Editor – The case report by Wesson and colleagues (Clin Med April 2009 pp 186–7) purports to show an electrocardiographic pattern of a myocardial infarct produced by hypercalcaemia. The authors base this supposition on the absence of elevation in cardiac enzymes and the lack of ST elevation over the 36 hours before death. However they presented no previous electrocardiogram (ECG) for comparison nor an echocardiogram at the time of the abnormality, and they noted a history of coronary artery disease and left-sided heart failure.
I would suggest that, rather than postulate a pseudo-infarct due to elevated serum calcium, the correct diagnosis is unrelated to hypercalcaemia and simply represents the presence of a left ventricular aneurysm, with anterior wall Q waves and persistent ST elevation. This would fit with the history of left ventricular (LV) failure and angioplasty and would explain the negative enzymes. Although hypercalcaemia has, on rare occasions, been described as mimicking ST elevation due to its effect on the ST segment, there is no reason that it would cause the pathologic Q waves seen in leads V1 to V5. In contrast, pathologic Q waves with persistent ST elevation are typical of LV aneurysm.
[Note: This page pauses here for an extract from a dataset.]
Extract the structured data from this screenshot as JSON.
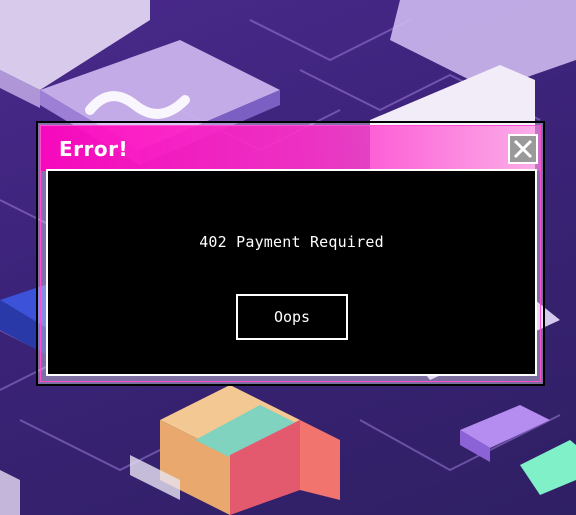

The case was described as a ‘lesson of the month’. I believe that the lesson here is not the one that was presented but just the opposite. From the presented data one can conclude that common things occur most commonly, incomplete data (lack of prior ECG and no echocardiogram) may lead to incorrect diagnosis, and that even reputable journals allow information to be published that is inaccurate and misleading.